Der Kernmechanismus ist immer der gleiche: Wir erwarten von Organisationen, was wir traditionell, d. h. vorindustriell, selbst erledigt hatten und eigentlich auch heute noch könnten. Wir unterlassen es aber, weil Effizienz die oberste Priorität hat und weil Organisationen bestimmte Erwartungen und Wünsche zuvor überhaupt erst in uns geweckt haben.
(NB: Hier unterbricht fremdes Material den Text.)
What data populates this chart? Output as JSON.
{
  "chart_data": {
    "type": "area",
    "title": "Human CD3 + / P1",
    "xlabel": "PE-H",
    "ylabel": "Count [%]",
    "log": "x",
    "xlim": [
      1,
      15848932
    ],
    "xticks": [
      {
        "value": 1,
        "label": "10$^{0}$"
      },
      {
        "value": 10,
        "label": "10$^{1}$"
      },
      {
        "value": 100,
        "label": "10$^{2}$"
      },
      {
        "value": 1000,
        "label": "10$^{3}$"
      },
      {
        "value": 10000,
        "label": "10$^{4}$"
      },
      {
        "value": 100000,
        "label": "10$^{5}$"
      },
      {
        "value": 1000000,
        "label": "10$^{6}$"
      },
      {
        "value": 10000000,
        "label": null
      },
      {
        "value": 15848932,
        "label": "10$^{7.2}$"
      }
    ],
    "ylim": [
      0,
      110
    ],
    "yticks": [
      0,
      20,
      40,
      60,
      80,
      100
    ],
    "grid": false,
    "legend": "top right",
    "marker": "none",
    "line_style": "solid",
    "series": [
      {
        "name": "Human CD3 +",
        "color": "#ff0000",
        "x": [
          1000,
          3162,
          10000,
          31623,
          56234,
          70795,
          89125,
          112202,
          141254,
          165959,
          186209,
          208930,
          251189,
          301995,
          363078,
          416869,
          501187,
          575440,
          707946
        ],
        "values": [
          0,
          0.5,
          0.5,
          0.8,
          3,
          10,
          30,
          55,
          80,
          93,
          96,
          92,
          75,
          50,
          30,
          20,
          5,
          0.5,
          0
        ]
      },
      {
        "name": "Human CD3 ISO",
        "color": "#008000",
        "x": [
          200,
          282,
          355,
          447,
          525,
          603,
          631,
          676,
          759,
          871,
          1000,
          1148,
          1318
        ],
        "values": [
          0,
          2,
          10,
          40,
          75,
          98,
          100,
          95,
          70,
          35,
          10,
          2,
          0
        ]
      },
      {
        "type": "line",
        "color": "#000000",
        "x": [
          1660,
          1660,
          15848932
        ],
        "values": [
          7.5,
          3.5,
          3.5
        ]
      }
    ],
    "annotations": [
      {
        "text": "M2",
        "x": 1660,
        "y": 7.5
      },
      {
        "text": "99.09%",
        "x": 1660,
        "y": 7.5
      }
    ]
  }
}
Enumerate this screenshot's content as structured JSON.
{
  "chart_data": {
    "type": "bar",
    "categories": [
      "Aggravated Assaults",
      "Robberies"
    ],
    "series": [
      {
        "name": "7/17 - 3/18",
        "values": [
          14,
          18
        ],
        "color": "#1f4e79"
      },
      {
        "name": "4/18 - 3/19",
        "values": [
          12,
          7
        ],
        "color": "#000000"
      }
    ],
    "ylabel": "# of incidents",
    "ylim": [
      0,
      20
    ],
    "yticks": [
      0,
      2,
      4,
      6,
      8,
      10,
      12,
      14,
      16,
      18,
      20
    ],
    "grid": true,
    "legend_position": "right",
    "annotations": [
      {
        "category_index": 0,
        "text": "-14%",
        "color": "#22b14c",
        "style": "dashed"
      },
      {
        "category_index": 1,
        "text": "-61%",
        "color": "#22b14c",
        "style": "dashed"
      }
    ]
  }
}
Sind wir der Effizienz-Fiktion erst erlegen, dann entdecken wir viele weitere dieser Organisationen mit solchen fiktionalen Angeboten, die dann vom Einzelnen nicht mehr auf ihre tatsächliche Effizienz überprüft werden können, weil sie unüberschaubar sind. Um diesem Mechanismus zu entkommen, müssten wir unserer eigenen Urteilsfähigkeit wieder vertrauen. Wenn wir eigene Wege gehen, ehrliche Entscheidungen treffen, unpopuläre Meinungen vertreten, wissen wir aber nicht, ob sich die Mühe und das Risiko lohnen. Ein erfolgreiches Resultat in Form eines persönlichen Vorteils wäre ungewiss und unser Agieren ineffizient. Bürokratische Organisationen befriedigen den Erlebnishunger hingegen auf effiziente Weise.
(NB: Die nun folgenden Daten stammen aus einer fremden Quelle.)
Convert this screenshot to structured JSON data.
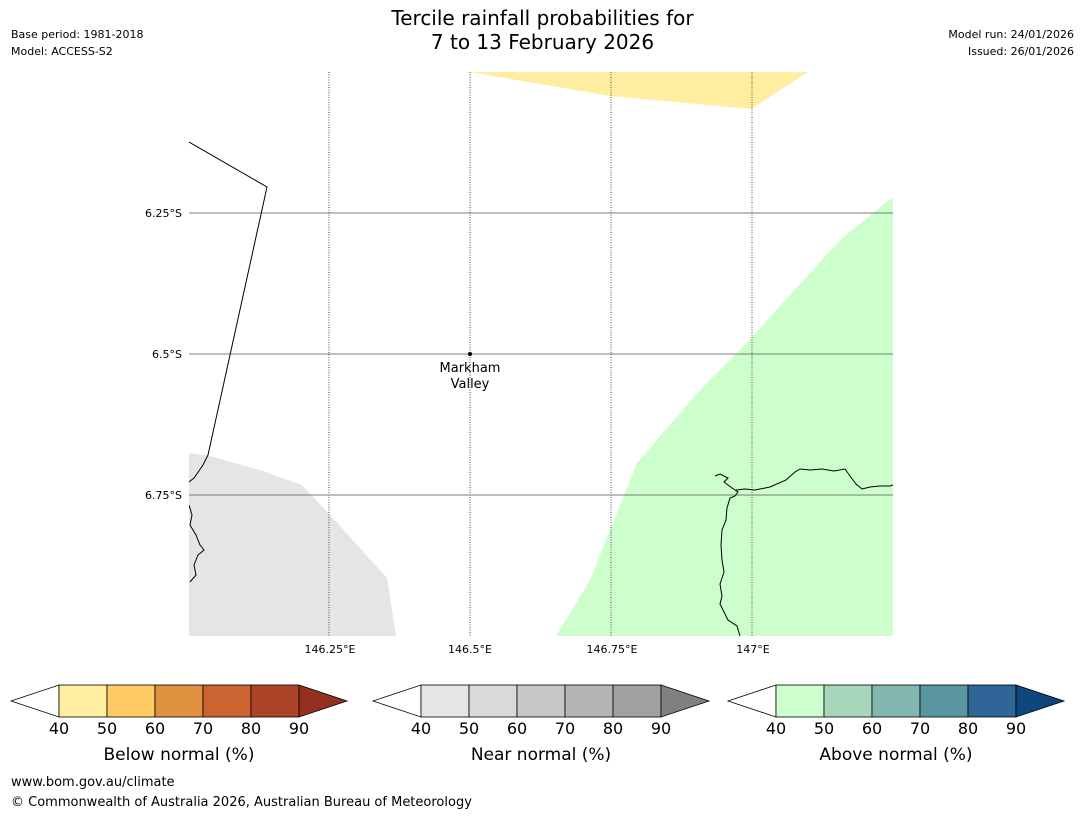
{
  "title": {
    "line1": "Tercile rainfall probabilities for",
    "line2": "7 to 13 February 2026"
  },
  "meta_left": {
    "base_period": "Base period: 1981-2018",
    "model": "Model: ACCESS-S2"
  },
  "meta_right": {
    "model_run": "Model run: 24/01/2026",
    "issued": "Issued: 26/01/2026"
  },
  "map": {
    "lat_labels": [
      "6.25°S",
      "6.5°S",
      "6.75°S"
    ],
    "lon_labels": [
      "146.25°E",
      "146.5°E",
      "146.75°E",
      "147°E"
    ],
    "location": {
      "name_line1": "Markham",
      "name_line2": "Valley"
    },
    "regions": [
      {
        "category": "below",
        "level": "40-50",
        "color": "#ffeda0"
      },
      {
        "category": "near",
        "level": "40-50",
        "color": "#e5e5e5"
      },
      {
        "category": "above",
        "level": "40-50",
        "color": "#ccffcc"
      }
    ]
  },
  "colorbars": [
    {
      "id": "below",
      "label": "Below normal (%)",
      "colors": [
        "#ffeda0",
        "#fecb62",
        "#e0913f",
        "#cc6431",
        "#ac4527"
      ],
      "extend_color": "#94301f",
      "ticks": [
        "40",
        "50",
        "60",
        "70",
        "80",
        "90"
      ]
    },
    {
      "id": "near",
      "label": "Near normal (%)",
      "colors": [
        "#e5e5e5",
        "#d9d9d9",
        "#c8c8c8",
        "#b5b5b5",
        "#a0a0a0"
      ],
      "extend_color": "#808080",
      "ticks": [
        "40",
        "50",
        "60",
        "70",
        "80",
        "90"
      ]
    },
    {
      "id": "above",
      "label": "Above normal (%)",
      "colors": [
        "#ccffcc",
        "#a6d7bb",
        "#82b7b0",
        "#5a96a1",
        "#2f6597"
      ],
      "extend_color": "#0e457c",
      "ticks": [
        "40",
        "50",
        "60",
        "70",
        "80",
        "90"
      ]
    }
  ],
  "footer": {
    "url": "www.bom.gov.au/climate",
    "copyright": "© Commonwealth of Australia 2026, Australian Bureau of Meteorology"
  }
}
Hinzu kommt, dass wir von Organisationen widersprüchliche Botschaften empfangen:

Vorhersehbarkeit, Effizienz, Berechenbarkeit und Risikolosigkeit einerseits. Übersteigerungen, Erleben, Spaß und Risiko andererseits. McDonaldisierte Gesellschaften sind in gewisser Weise eine Kopie von älteren, segmentären Gesellschaften im Sinne von Durkheim (Die elementaren Formen des religiösen Lebens, 1981), in denen die Mitglieder Sicherheit und Beständigkeit in Ritualen fanden, während sie meinten, eine Grenze hin zu mehr Erlebnisreichtum überschritten zu haben. Diesen Dualismus erkannten sie selbst aber nicht. Es schien ihnen daher sinnvoll, das ritualisierte Verhalten weiter fortzusetzen.
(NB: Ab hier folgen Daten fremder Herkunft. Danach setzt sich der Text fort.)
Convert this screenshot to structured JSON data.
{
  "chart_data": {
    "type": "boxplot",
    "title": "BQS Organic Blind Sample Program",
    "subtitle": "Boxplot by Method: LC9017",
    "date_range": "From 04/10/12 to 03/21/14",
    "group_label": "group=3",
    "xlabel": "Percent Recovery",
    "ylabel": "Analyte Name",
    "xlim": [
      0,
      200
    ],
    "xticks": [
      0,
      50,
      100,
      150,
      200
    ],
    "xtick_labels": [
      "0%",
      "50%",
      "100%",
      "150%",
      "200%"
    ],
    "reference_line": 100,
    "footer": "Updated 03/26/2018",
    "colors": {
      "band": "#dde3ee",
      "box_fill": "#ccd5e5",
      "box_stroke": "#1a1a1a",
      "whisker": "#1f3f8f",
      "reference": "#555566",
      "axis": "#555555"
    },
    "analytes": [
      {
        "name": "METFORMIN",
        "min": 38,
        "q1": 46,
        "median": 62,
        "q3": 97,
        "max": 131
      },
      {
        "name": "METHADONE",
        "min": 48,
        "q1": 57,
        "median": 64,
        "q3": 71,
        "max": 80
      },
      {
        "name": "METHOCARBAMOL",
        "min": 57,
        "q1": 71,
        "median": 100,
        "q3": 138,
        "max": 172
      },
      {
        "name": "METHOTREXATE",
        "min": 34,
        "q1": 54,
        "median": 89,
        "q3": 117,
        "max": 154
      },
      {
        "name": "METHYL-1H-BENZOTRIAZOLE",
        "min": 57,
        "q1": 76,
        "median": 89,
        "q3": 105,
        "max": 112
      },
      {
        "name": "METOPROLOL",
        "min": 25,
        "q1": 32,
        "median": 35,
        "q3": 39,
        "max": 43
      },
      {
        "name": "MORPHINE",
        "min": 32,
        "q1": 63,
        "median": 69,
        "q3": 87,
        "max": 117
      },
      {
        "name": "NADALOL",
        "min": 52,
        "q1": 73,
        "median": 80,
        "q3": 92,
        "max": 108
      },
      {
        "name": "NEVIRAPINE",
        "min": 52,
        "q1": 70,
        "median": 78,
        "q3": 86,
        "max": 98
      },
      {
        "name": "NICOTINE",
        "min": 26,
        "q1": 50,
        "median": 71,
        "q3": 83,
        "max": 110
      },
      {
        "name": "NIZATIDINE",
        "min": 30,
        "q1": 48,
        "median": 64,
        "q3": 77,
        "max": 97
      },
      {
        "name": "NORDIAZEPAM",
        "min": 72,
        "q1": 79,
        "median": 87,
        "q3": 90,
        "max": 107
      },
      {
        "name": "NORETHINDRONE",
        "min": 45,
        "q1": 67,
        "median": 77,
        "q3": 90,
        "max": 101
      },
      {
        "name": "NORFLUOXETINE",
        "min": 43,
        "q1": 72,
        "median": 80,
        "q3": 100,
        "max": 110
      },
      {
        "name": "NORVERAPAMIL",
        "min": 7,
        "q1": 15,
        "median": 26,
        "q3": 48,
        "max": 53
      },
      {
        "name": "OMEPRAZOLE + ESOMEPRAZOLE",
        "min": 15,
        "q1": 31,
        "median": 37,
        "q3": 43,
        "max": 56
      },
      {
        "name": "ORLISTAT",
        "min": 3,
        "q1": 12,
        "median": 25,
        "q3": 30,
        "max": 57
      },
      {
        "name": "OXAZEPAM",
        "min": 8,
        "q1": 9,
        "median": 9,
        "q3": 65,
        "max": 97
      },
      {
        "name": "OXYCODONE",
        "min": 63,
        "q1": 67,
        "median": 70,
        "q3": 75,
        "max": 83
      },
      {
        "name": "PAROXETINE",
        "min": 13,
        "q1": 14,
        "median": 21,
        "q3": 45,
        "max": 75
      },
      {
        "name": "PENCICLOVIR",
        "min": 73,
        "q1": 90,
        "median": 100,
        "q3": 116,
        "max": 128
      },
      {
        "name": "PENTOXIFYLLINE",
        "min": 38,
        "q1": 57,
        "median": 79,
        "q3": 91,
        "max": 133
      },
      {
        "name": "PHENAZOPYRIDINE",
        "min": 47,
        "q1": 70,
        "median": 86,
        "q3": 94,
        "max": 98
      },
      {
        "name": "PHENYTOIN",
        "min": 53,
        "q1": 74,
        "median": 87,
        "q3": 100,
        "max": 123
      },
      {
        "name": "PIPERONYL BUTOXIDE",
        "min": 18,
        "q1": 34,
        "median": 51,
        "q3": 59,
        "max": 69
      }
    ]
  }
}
In Verbindung mit Ritzers Erwartungs-Enttäuschungs-Spirale ist auch der Ansatz von Horkheimer und Adorno (Dialektik der Aufklärung, 1969) denkbar, dem zufolge die Akteure gern die Produkte der Organisationen nachfragen, den Mechanismus auch erkennen, aber auf die illusionäre Grenzüberschreitung hin zur Erlebnismaximierung nicht verzichten wollen. Wenn man aus der Spirale nicht herausfindet, dann möchte man als Mitglied einer McDonaldisierten Gesellschaft zumindest effizient und erlebnisreich bedient und belohnt werden.

Die von Ritzer vorausgesagte Einebnung kulturell unterschiedlicher Lebensweisen und die befürchtete Entindividualisierung sind nicht in Gänze eingetreten. Es werden auch nicht ausschließlich „McDonaldisierte“ Produkte nachgefragt. Die Gesellschaft ist heterogen geblieben und zahlt aus volkswirtschaftlicher Sicht für die Folgen der McDonaldisierung. Wie hoch die Kosten sind, kann gegenwärtig nicht beziffert werden.

Es kann auch abschließend keine Aussage darüber getroffen werden, welche Bevölkerungsteile sich der Steigerungslogik von McDonaldisierung und Informationstechnologie entziehen konnten, bzw. können.

Dass sich Max Webers These vom „Gehäuse der Hörigkeit“ auf heutige Verhältnisse übertragen lässt, liegt zum Teil daran, dass Menschen, die unter McDonaldisierten Lebensbedingungen sozialisiert worden sind, auch ihre Kinder mit dieser Welt vertraut machen, sofern diese Aufgabe nicht bereits Organisationen übernommen haben.